BTW mechanics can be abusive! That broken vise I have came from a forklift mechanic. When I worked at my buddy's performance shop, his dad got so mad one day he broke a Snap-On vise into 2 pieces. All of us were shocked & could not believe that he broke it or could figure out what he used to break it.


----------



## Nutfarmer (Jun 16, 2020)

I just used mild steel on my Columbian vise over twenty five years ago and it's still just fine. How some people can destroy somethings is beyond me. Guess there is some truth behind the saying that some people could break a crow bar in a sand box.


----------



## BGHansen (Jun 16, 2020)

Seems like you'd be fine with 1018.  We have a Wilton bullet vise at work and you can scratch it pretty easily with a file.

Bruce


----------



## ErichKeane (Jun 16, 2020)

Probably just 1018, but if you wanted something a littler stouter, 4140HT isn't too costly, and is significantly harder.


----------



## Aukai (Jun 16, 2020)

Is one cap machined, and the other button threaded on? I have not turned 1018, I have turned 4130, is 4140HT significantly harder to work?


----------



## ErichKeane (Jun 16, 2020)

4140HT turns pretty easy, its only 35 Rc, so better than most steels but somewhat prehardened.  I just use HSS, and turn slightly slower than 1018.

The buttons are attached in a variety of ways, I've seen them peened on, machined on, or screwed on.  If it were me, I'd screw on both sides and just loctite it to stop it from spinning off.  That way the next guy doesn't have to cut it off.


----------



## Aukai (Jun 16, 2020)

Thank you, I just measured the hole with a transfer punch at .500, I'm wondering what the actual size a 1/2" extension is, and what material?
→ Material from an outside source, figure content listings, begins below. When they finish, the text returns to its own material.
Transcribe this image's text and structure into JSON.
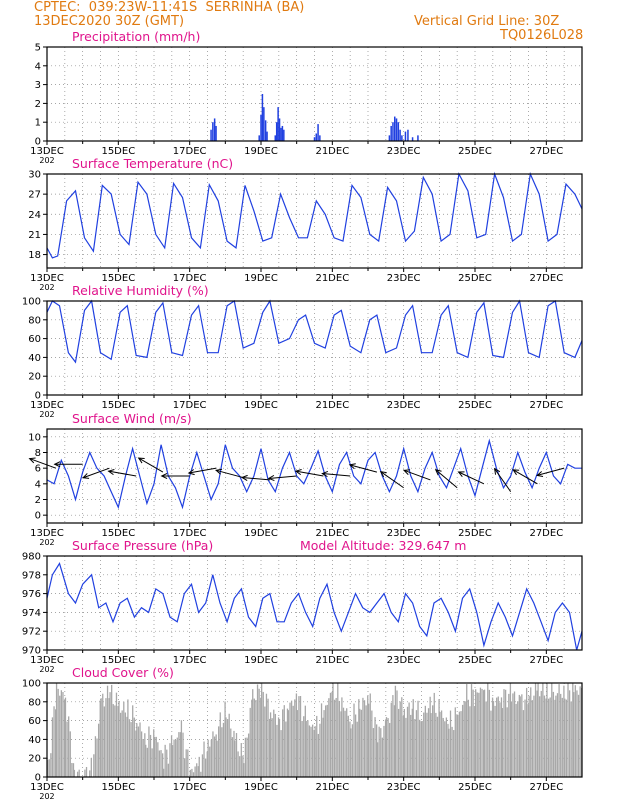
{
  "header": {
    "line1": "CPTEC:  039:23W-11:41S  SERRINHA (BA)",
    "line2": "13DEC2020 30Z (GMT)",
    "grid_note": "Vertical Grid Line: 30Z",
    "code": "TQ0126L028"
  },
  "colors": {
    "header": "#e07a10",
    "title": "#e0148c",
    "line": "#2040e0",
    "cloud": "#a8a8a8",
    "arrow": "#000000"
  },
  "x_labels": [
    "13DEC",
    "15DEC",
    "17DEC",
    "19DEC",
    "21DEC",
    "23DEC",
    "25DEC",
    "27DEC"
  ],
  "x_sub": "202",
  "chart_data": [
    {
      "type": "bar",
      "title": "Precipitation (mm/h)",
      "ylim": [
        0,
        5
      ],
      "yticks": [
        0,
        1,
        2,
        3,
        4,
        5
      ],
      "grid": true,
      "bars": [
        {
          "day": 17.6,
          "value": 0.6
        },
        {
          "day": 17.65,
          "value": 1.0
        },
        {
          "day": 17.7,
          "value": 1.2
        },
        {
          "day": 17.74,
          "value": 0.8
        },
        {
          "day": 18.95,
          "value": 0.3
        },
        {
          "day": 19.0,
          "value": 1.4
        },
        {
          "day": 19.04,
          "value": 2.5
        },
        {
          "day": 19.08,
          "value": 1.8
        },
        {
          "day": 19.13,
          "value": 1.1
        },
        {
          "day": 19.17,
          "value": 0.5
        },
        {
          "day": 19.4,
          "value": 0.3
        },
        {
          "day": 19.44,
          "value": 1.0
        },
        {
          "day": 19.48,
          "value": 1.8
        },
        {
          "day": 19.52,
          "value": 1.2
        },
        {
          "day": 19.56,
          "value": 0.7
        },
        {
          "day": 19.6,
          "value": 0.8
        },
        {
          "day": 19.64,
          "value": 0.6
        },
        {
          "day": 20.5,
          "value": 0.2
        },
        {
          "day": 20.55,
          "value": 0.4
        },
        {
          "day": 20.6,
          "value": 0.9
        },
        {
          "day": 20.65,
          "value": 0.3
        },
        {
          "day": 22.6,
          "value": 0.3
        },
        {
          "day": 22.65,
          "value": 0.8
        },
        {
          "day": 22.7,
          "value": 1.0
        },
        {
          "day": 22.75,
          "value": 1.3
        },
        {
          "day": 22.8,
          "value": 1.2
        },
        {
          "day": 22.85,
          "value": 1.0
        },
        {
          "day": 22.9,
          "value": 0.6
        },
        {
          "day": 22.95,
          "value": 0.3
        },
        {
          "day": 23.05,
          "value": 0.5
        },
        {
          "day": 23.12,
          "value": 0.6
        },
        {
          "day": 23.25,
          "value": 0.2
        },
        {
          "day": 23.4,
          "value": 0.3
        }
      ]
    },
    {
      "type": "line",
      "title": "Surface Temperature (nC)",
      "ylim": [
        16,
        30
      ],
      "yticks": [
        18,
        21,
        24,
        27,
        30
      ],
      "grid": true,
      "x": [
        13.0,
        13.15,
        13.3,
        13.55,
        13.8,
        14.05,
        14.3,
        14.55,
        14.8,
        15.05,
        15.3,
        15.55,
        15.8,
        16.05,
        16.3,
        16.55,
        16.8,
        17.05,
        17.3,
        17.55,
        17.8,
        18.05,
        18.3,
        18.55,
        18.8,
        19.05,
        19.3,
        19.55,
        19.8,
        20.05,
        20.3,
        20.55,
        20.8,
        21.05,
        21.3,
        21.55,
        21.8,
        22.05,
        22.3,
        22.55,
        22.8,
        23.05,
        23.3,
        23.55,
        23.8,
        24.05,
        24.3,
        24.55,
        24.8,
        25.05,
        25.3,
        25.55,
        25.8,
        26.05,
        26.3,
        26.55,
        26.8,
        27.05,
        27.3,
        27.55,
        27.8,
        28.0
      ],
      "values": [
        19.0,
        17.5,
        17.8,
        26.0,
        27.5,
        20.5,
        18.5,
        28.3,
        27.0,
        21.0,
        19.5,
        28.8,
        27.0,
        21.0,
        19.0,
        28.6,
        26.5,
        20.5,
        19.0,
        28.4,
        26.0,
        20.0,
        19.0,
        28.3,
        24.5,
        20.0,
        20.5,
        27.0,
        23.5,
        20.5,
        20.5,
        26.0,
        24.0,
        20.5,
        20.0,
        28.3,
        26.5,
        21.0,
        20.0,
        28.0,
        26.0,
        20.0,
        21.5,
        29.5,
        27.0,
        20.0,
        21.0,
        30.0,
        27.5,
        20.5,
        21.0,
        30.0,
        26.5,
        20.0,
        21.0,
        30.0,
        27.0,
        20.0,
        21.0,
        28.5,
        27.0,
        24.8
      ]
    },
    {
      "type": "line",
      "title": "Relative Humidity (%)",
      "ylim": [
        0,
        100
      ],
      "yticks": [
        0,
        20,
        40,
        60,
        80,
        100
      ],
      "grid": true,
      "x": [
        13.0,
        13.15,
        13.35,
        13.6,
        13.8,
        14.05,
        14.25,
        14.5,
        14.8,
        15.05,
        15.25,
        15.5,
        15.8,
        16.05,
        16.25,
        16.5,
        16.8,
        17.05,
        17.25,
        17.5,
        17.8,
        18.05,
        18.25,
        18.5,
        18.8,
        19.05,
        19.25,
        19.5,
        19.8,
        20.05,
        20.25,
        20.5,
        20.8,
        21.05,
        21.25,
        21.5,
        21.8,
        22.05,
        22.25,
        22.5,
        22.8,
        23.05,
        23.25,
        23.5,
        23.8,
        24.05,
        24.25,
        24.5,
        24.8,
        25.05,
        25.25,
        25.5,
        25.8,
        26.05,
        26.25,
        26.5,
        26.8,
        27.05,
        27.25,
        27.5,
        27.8,
        28.0
      ],
      "values": [
        88,
        100,
        95,
        45,
        35,
        90,
        100,
        45,
        38,
        88,
        95,
        42,
        40,
        88,
        98,
        45,
        42,
        85,
        95,
        45,
        45,
        95,
        100,
        50,
        55,
        88,
        100,
        55,
        60,
        80,
        85,
        55,
        50,
        85,
        90,
        52,
        45,
        80,
        85,
        45,
        50,
        85,
        95,
        45,
        45,
        85,
        95,
        45,
        40,
        88,
        98,
        42,
        40,
        88,
        100,
        45,
        40,
        95,
        100,
        45,
        40,
        58
      ]
    },
    {
      "type": "line",
      "title": "Surface Wind (m/s)",
      "ylim": [
        -1,
        11
      ],
      "yticks": [
        0,
        2,
        4,
        6,
        8,
        10
      ],
      "grid": true,
      "x": [
        13.0,
        13.2,
        13.4,
        13.6,
        13.8,
        14.0,
        14.2,
        14.4,
        14.6,
        14.8,
        15.0,
        15.2,
        15.4,
        15.6,
        15.8,
        16.0,
        16.2,
        16.4,
        16.6,
        16.8,
        17.0,
        17.2,
        17.4,
        17.6,
        17.8,
        18.0,
        18.2,
        18.4,
        18.6,
        18.8,
        19.0,
        19.2,
        19.4,
        19.6,
        19.8,
        20.0,
        20.2,
        20.4,
        20.6,
        20.8,
        21.0,
        21.2,
        21.4,
        21.6,
        21.8,
        22.0,
        22.2,
        22.4,
        22.6,
        22.8,
        23.0,
        23.2,
        23.4,
        23.6,
        23.8,
        24.0,
        24.2,
        24.4,
        24.6,
        24.8,
        25.0,
        25.2,
        25.4,
        25.6,
        25.8,
        26.0,
        26.2,
        26.4,
        26.6,
        26.8,
        27.0,
        27.2,
        27.4,
        27.6,
        27.8,
        28.0
      ],
      "values": [
        4.5,
        4,
        7,
        5,
        2,
        5.5,
        8,
        6,
        5,
        3,
        1,
        5,
        8.5,
        5,
        1.5,
        4,
        9,
        5,
        3.5,
        1,
        5,
        8,
        5,
        2,
        4,
        9,
        6,
        5,
        3,
        5,
        8.5,
        4.5,
        3,
        6,
        8,
        5,
        4,
        6,
        8.2,
        5,
        3,
        6.5,
        8,
        5,
        4,
        7,
        8,
        5,
        3,
        5,
        8.5,
        5,
        3,
        6,
        8,
        5,
        3.5,
        6,
        8.5,
        5,
        2.5,
        6,
        9.5,
        6,
        3.5,
        5,
        8,
        5.5,
        3.5,
        6,
        8,
        5,
        4,
        6.5,
        6,
        6
      ],
      "arrows": [
        {
          "day": 13.25,
          "speed": 6.0,
          "dir_deg": 20
        },
        {
          "day": 14.0,
          "speed": 6.5,
          "dir_deg": 0
        },
        {
          "day": 14.75,
          "speed": 6.0,
          "dir_deg": -20
        },
        {
          "day": 15.5,
          "speed": 5.0,
          "dir_deg": 10
        },
        {
          "day": 16.25,
          "speed": 5.5,
          "dir_deg": 30
        },
        {
          "day": 17.0,
          "speed": 5.0,
          "dir_deg": 0
        },
        {
          "day": 17.75,
          "speed": 6.0,
          "dir_deg": -10
        },
        {
          "day": 18.5,
          "speed": 4.8,
          "dir_deg": 15
        },
        {
          "day": 19.25,
          "speed": 4.5,
          "dir_deg": 5
        },
        {
          "day": 20.0,
          "speed": 5.0,
          "dir_deg": -5
        },
        {
          "day": 20.75,
          "speed": 5.0,
          "dir_deg": 10
        },
        {
          "day": 21.5,
          "speed": 5.0,
          "dir_deg": 5
        },
        {
          "day": 22.25,
          "speed": 5.5,
          "dir_deg": 15
        },
        {
          "day": 23.0,
          "speed": 3.5,
          "dir_deg": 35
        },
        {
          "day": 23.75,
          "speed": 4.5,
          "dir_deg": 20
        },
        {
          "day": 24.5,
          "speed": 3.5,
          "dir_deg": 40
        },
        {
          "day": 25.25,
          "speed": 4.0,
          "dir_deg": 25
        },
        {
          "day": 26.0,
          "speed": 3.0,
          "dir_deg": 55
        },
        {
          "day": 26.75,
          "speed": 4.0,
          "dir_deg": 30
        },
        {
          "day": 27.5,
          "speed": 6.0,
          "dir_deg": -15
        }
      ]
    },
    {
      "type": "line",
      "title": "Surface Pressure (hPa)",
      "annotation": "Model Altitude: 329.647 m",
      "ylim": [
        970,
        980
      ],
      "yticks": [
        970,
        972,
        974,
        976,
        978,
        980
      ],
      "grid": true,
      "x": [
        13.0,
        13.15,
        13.35,
        13.6,
        13.8,
        14.0,
        14.25,
        14.45,
        14.65,
        14.85,
        15.05,
        15.25,
        15.45,
        15.65,
        15.85,
        16.05,
        16.25,
        16.45,
        16.65,
        16.85,
        17.05,
        17.25,
        17.45,
        17.65,
        17.85,
        18.05,
        18.25,
        18.45,
        18.65,
        18.85,
        19.05,
        19.25,
        19.45,
        19.65,
        19.85,
        20.05,
        20.25,
        20.45,
        20.65,
        20.85,
        21.05,
        21.25,
        21.45,
        21.65,
        21.85,
        22.05,
        22.25,
        22.45,
        22.65,
        22.85,
        23.05,
        23.25,
        23.45,
        23.65,
        23.85,
        24.05,
        24.25,
        24.45,
        24.65,
        24.85,
        25.05,
        25.25,
        25.45,
        25.65,
        25.85,
        26.05,
        26.25,
        26.45,
        26.65,
        26.85,
        27.05,
        27.25,
        27.45,
        27.65,
        27.85,
        28.0
      ],
      "values": [
        975.5,
        978,
        979.2,
        976,
        975,
        977,
        978,
        974.5,
        975,
        973,
        975,
        975.5,
        973.5,
        974.5,
        974,
        976.5,
        976,
        973.5,
        973,
        976,
        977,
        974,
        975,
        978,
        975,
        973,
        975.5,
        976.5,
        973.5,
        972.5,
        975.5,
        976,
        973,
        973,
        975,
        976,
        974,
        972.5,
        975.5,
        977,
        974,
        972,
        974,
        976,
        974.5,
        974,
        975,
        976,
        974,
        973,
        976,
        975,
        972.5,
        971.5,
        975,
        975.5,
        974,
        972,
        975.5,
        976.5,
        974,
        970.5,
        973,
        975,
        973.5,
        971.5,
        974,
        976.5,
        975,
        973,
        971,
        974,
        975,
        974,
        970,
        972
      ]
    },
    {
      "type": "bar",
      "title": "Cloud Cover (%)",
      "ylim": [
        0,
        100
      ],
      "yticks": [
        0,
        20,
        40,
        60,
        80,
        100
      ],
      "grid": true,
      "x": [
        13.0,
        13.25,
        13.5,
        13.75,
        14.0,
        14.25,
        14.5,
        14.75,
        15.0,
        15.25,
        15.5,
        15.75,
        16.0,
        16.25,
        16.5,
        16.75,
        17.0,
        17.25,
        17.5,
        17.75,
        18.0,
        18.25,
        18.5,
        18.75,
        19.0,
        19.25,
        19.5,
        19.75,
        20.0,
        20.25,
        20.5,
        20.75,
        21.0,
        21.25,
        21.5,
        21.75,
        22.0,
        22.25,
        22.5,
        22.75,
        23.0,
        23.25,
        23.5,
        23.75,
        24.0,
        24.25,
        24.5,
        24.75,
        25.0,
        25.25,
        25.5,
        25.75,
        26.0,
        26.25,
        26.5,
        26.75,
        27.0,
        27.25,
        27.5,
        27.75,
        28.0
      ],
      "values": [
        5,
        95,
        85,
        5,
        0,
        10,
        80,
        90,
        75,
        70,
        60,
        40,
        45,
        20,
        35,
        50,
        5,
        15,
        35,
        50,
        70,
        40,
        20,
        85,
        95,
        70,
        60,
        75,
        85,
        60,
        50,
        70,
        95,
        80,
        60,
        75,
        85,
        45,
        55,
        90,
        70,
        75,
        65,
        80,
        70,
        55,
        65,
        85,
        90,
        95,
        80,
        85,
        88,
        80,
        85,
        95,
        90,
        92,
        90,
        93,
        92
      ]
    }
  ]
}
Otherwise I need to do online ordering.


----------



## ErichKeane (Jun 16, 2020)

The extension is probably a decently high quality metal, something like chrome-vanadium (which can be VERY hard, you'd better cut it with carbide!), though note that the round section isn't going to be 1/2", since thats the dimension across the flats.  Its more like .700" around.
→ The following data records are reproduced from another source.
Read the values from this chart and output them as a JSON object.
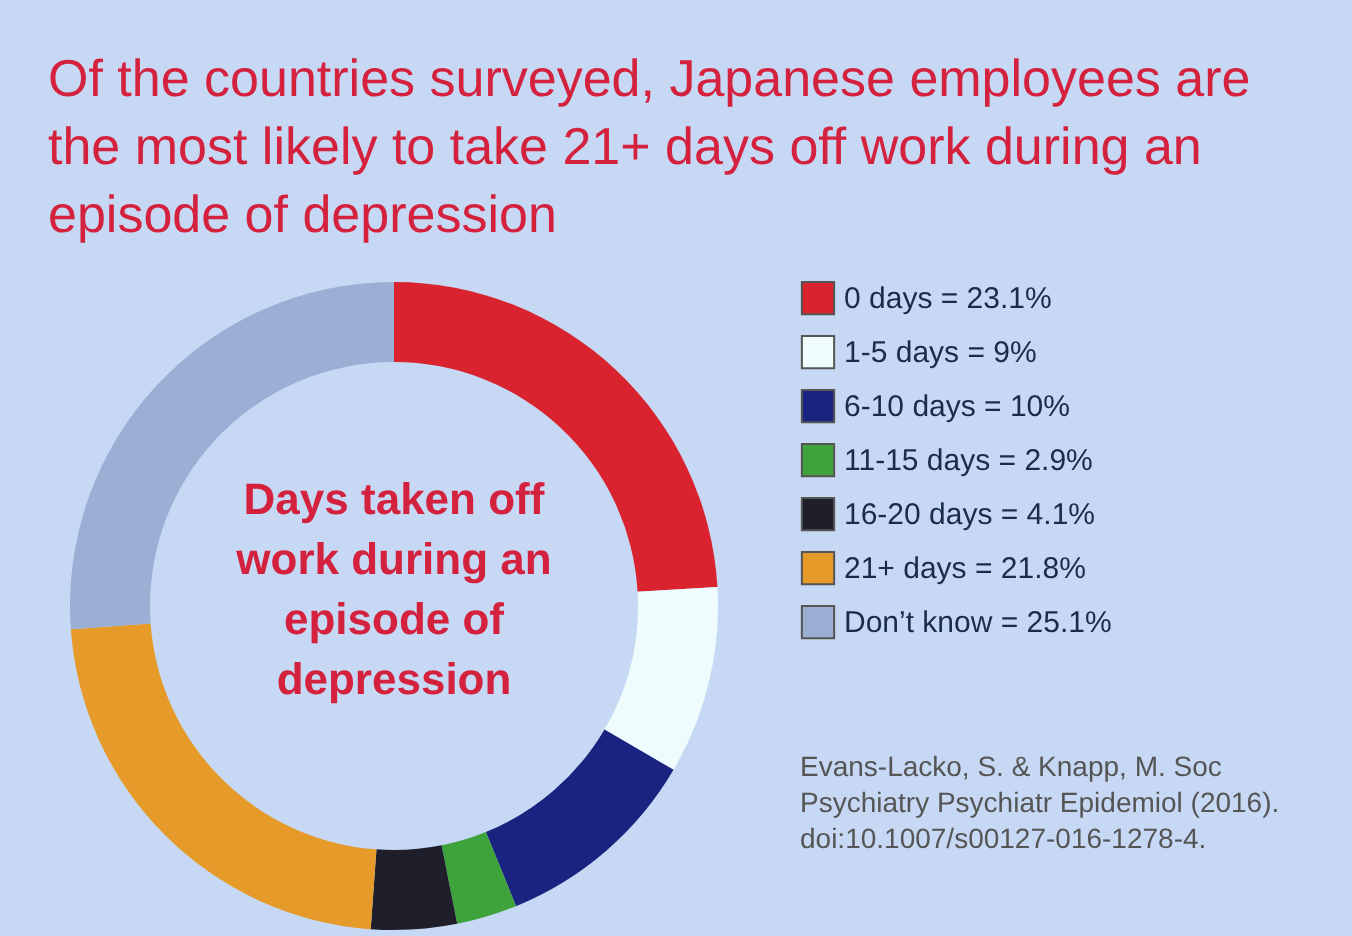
{
  "chart_data": {
    "type": "donut",
    "title": "Of the countries surveyed, Japanese employees are the most likely to take 21+ days off work during an episode of depression",
    "categories": [
      "0 days = 23.1%",
      "1-5 days =  9%",
      "6-10 days = 10%",
      "11-15 days = 2.9%",
      "16-20 days = 4.1%",
      "21+ days = 21.8%",
      "Don’t know = 25.1%"
    ],
    "values": [
      23.1,
      9,
      10,
      2.9,
      4.1,
      21.8,
      25.1
    ],
    "colors": [
      "#d9232e",
      "#eefcfd",
      "#1b2380",
      "#3ea33b",
      "#1e1f2b",
      "#e59a2a",
      "#9baed3"
    ],
    "legend": "right",
    "annotations": [
      "Days taken off work during an episode of depression",
      "Evans-Lacko, S. & Knapp, M. Soc Psychiatry Psychiatr Epidemiol (2016). doi:10.1007/s00127-016-1278-4."
    ]
  }
}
EDIT TO ADD: A 3/8" bar should be closer to .530!  If you can find one the right size, it might work!


----------



## Aukai (Jun 16, 2020)

Being low on local resources, I have to come up with some different ways to skin the cat. 1/2" Impact wrench shafts seem a little bigger, but questionable if I'm able to machine it.


----------



## benmychree (Jun 17, 2020)

Aukai said:


> Thank you, I just measured the hole with a transfer punch at .500, I'm wondering what the actual size a 1/2" extension is, and what material? Otherwise I need to do online ordering.
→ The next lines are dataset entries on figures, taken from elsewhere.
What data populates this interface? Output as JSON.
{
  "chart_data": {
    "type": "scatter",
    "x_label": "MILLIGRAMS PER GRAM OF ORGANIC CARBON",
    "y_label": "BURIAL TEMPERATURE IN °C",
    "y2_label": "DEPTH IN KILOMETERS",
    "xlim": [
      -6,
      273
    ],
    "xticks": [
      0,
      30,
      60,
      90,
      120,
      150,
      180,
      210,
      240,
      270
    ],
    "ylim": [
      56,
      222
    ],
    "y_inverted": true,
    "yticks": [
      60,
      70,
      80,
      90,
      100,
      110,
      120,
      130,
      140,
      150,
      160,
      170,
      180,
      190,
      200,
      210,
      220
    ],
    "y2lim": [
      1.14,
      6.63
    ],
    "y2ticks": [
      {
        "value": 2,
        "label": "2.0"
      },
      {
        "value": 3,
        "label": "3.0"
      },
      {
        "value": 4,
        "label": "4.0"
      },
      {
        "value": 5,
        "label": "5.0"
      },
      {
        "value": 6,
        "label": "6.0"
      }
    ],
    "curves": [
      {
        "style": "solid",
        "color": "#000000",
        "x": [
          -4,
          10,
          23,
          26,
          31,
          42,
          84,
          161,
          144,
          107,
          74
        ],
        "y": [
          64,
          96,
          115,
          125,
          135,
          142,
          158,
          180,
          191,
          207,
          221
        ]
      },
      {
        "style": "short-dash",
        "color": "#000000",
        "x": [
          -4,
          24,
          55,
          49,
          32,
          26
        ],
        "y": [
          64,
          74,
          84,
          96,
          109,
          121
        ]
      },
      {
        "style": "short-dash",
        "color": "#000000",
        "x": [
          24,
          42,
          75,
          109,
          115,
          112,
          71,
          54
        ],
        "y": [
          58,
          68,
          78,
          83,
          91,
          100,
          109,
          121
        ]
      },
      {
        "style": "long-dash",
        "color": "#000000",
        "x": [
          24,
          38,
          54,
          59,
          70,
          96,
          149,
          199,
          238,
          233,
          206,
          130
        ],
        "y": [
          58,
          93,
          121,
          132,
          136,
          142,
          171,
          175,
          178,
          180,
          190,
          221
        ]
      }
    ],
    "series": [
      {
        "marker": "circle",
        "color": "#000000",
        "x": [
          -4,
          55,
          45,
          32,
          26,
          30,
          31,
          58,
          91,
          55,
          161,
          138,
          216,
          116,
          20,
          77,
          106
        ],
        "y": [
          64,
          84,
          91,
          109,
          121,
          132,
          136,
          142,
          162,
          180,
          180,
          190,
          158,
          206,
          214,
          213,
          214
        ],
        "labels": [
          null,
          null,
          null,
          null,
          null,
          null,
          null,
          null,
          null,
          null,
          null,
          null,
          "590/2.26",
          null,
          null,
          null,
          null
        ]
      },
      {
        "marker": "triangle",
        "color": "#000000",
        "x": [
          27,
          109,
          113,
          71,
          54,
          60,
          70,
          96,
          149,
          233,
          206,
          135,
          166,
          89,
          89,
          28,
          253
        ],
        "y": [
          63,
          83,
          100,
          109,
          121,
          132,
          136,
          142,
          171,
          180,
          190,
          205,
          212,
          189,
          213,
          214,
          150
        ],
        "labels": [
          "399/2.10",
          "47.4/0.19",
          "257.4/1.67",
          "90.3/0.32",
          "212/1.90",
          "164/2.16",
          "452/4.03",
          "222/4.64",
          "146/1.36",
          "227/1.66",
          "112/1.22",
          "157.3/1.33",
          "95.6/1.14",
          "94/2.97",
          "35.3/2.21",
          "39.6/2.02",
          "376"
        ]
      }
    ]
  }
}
If a 1/2"transfer punch fits the hole, that is the size to use 1018 CRS would be OK, but if you plan to abuse it, then 4140HT would be a better choice,  for the ball ends, I would buy steel balls, hopefully unhardened, but if that is all you can find, hardened balls can be easily annealed by heating to red and slow cooling, then they can be drilled and reamed to say, 7/16 and the rod turned to match and peened over. to facilitate peening, the ends of the rod can be partially annealing just the very ends, I like to do a small countersink in the hole in the balls to peen metal into.


----------



## Aukai (Jun 17, 2020)

Thank you, I heard the term, but I'll have to look up peening, I know shot peening for automotive parts. I'll report back


----------



## benmychree (Jun 17, 2020)

You just allow a bit of extra length past the ball, perhaps 1/16" or less, and hammer it over around the edges, then smooth it off with a file, or as suggested earlier, do a tapped hole in the ball to thread onto the rod.


----------



## Aukai (Jun 18, 2020)

Got the vise done last night, but not happy with the counter sunk machine screws not seating. I'll check on my counter sink nose angle, radius, and if the screws are bottoming out. The shaft is a socket extension, and the caps are 4130 screw in, and red loctite


----------



## ErichKeane (Jun 18, 2020)

That turned out great!


----------



## benmychree (Jun 18, 2020)

There are countersink sets made that have to proper diameter body to allow flat head screws to be driven in flush without the countersunk diameter being larger than the screw head, the angle should be 82 degrees.


----------



## Buffalo21 (Jun 18, 2020)

Are the start of the countersinks hitting on the threaded holes on the vise??


----------



## Aukai (Jun 18, 2020)

It was kind of a combination of the deeper threads being rusty, and the 10-24 machine screw head needed the largest diameter counter sink. Thanks for all of the help


----------



## Ulma Doctor (Jun 18, 2020)

nicely done Mike!


----------



## Aukai (Jun 18, 2020)

Thank you, it only took most of the day, and last night. It looks so simple.....


----------



## brino (Jun 18, 2020)

Aukai said:


> It looks so simple.....



It always does; until you get a few hours into it!

Good job Mike!

-brino


----------



## Tozguy (Jun 19, 2020)

Mike, based on your experience now with fixing this vise (beautiful job there Aukai) and your knowledge of automobiles, do you think that using a rod from a McPherson strut would have been an option for the handle?


----------



## Aukai (Jun 19, 2020)

If it were the right diameter, and it can be threaded somehow, that would be a viable option, and thank you.


----------